Food safety should always be in the forefront of your mind because the last thing you want is to have an incident where patrons suffer from food poisoning caused by contaminated food served in your restaurant.
These 10 food safety tips will help keep your food safe.
Make sure your staff washes their hands thoroughly in warm soapy water for approximately twenty seconds before touching any food and also after working with raw meat and poultry products, including eggs.
Clean Work Surfaces
Ensure that all work surfaces are kept clean. They should be cleaned with an anti-bacterial cleaner or soap before and after food preparation, and special attention should paid to keeping potential food traps clean. Utensils should be washed properly.
Always wash fresh produce under running water to remove dirt and bacteria after removing any bruised or damaged pieces. Dry the produce with a paper towel. You should also clean vegetables and fruit with a clean, firm brush before peeling.
Food Storage Temperature
Food stored in a refrigerator should be kept below 4 °C to prevent growth of bacteria. Don’t rely on the thermostat, check temperatures with a handheld thermometer. Similarly hot food must be kept above 60 °C and always reheat previously cooked food to 75 °C.
When preparing food, don’t leave perishable foods outside the refrigerator for more than two hours. If your kitchen summertime temperature exceeds 30 °C, keep this time below one hour to minimise the risk of bacterial growth.
Best Before Dates
Never use food that has gone past its best before date. In fact, it’s probably best to dispose of food before that date as these assume proper handling and storage from supplier to yourself and you have no guarantee this is always the case.

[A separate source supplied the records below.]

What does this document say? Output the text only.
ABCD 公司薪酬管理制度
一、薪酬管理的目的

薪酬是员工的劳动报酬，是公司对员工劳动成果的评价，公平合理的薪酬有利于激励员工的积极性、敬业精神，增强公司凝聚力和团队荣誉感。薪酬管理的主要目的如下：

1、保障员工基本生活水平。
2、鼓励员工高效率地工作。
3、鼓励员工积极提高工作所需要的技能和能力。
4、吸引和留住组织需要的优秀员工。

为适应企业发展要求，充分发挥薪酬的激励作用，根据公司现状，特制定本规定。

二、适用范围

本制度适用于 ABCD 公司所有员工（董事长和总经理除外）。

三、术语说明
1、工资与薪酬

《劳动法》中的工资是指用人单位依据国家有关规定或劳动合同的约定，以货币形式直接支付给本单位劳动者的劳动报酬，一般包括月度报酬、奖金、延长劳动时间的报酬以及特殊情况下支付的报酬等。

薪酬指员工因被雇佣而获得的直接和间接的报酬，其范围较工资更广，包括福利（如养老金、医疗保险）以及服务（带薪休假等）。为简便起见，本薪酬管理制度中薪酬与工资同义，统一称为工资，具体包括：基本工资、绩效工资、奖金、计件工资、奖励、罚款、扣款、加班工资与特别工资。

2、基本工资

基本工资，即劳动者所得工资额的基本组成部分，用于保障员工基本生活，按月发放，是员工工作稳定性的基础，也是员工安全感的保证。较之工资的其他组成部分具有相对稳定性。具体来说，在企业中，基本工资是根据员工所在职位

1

Don’t use the same equipment and cutting boards for raw meat, marine products, poultry and fresh produce as bacteria from raw animal and marine products can contaminate fresh produce. Also, store and handle cooked foods separately.
Nearly 10 percent of the population is allergic to certain foods. The most common allergies are to sea foods and nuts. If any item on menu includes these products, ensure this is clearly shown.
Food Safety Legislation
Make sure you understand and comply with food safety legislation as requirements are complex and you don’t want to be caught out. Also ensure you have a Certificate of Acceptability.
Food Safety Certification
Enhance food safety in your restaurant by registering for a voluntary food safety certification such as the one run by the Restaurant Association of South Africa.
Such programs reinforce food safety awareness in your kitchen and you benefit through the outside verification programs that highlight areas where your restaurant is not quite there yet.
By ensuring you maintain high food safety standards in your restaurant; you will avoid the embarrassment of inadvertent food poisoning and keep your good reputation intact.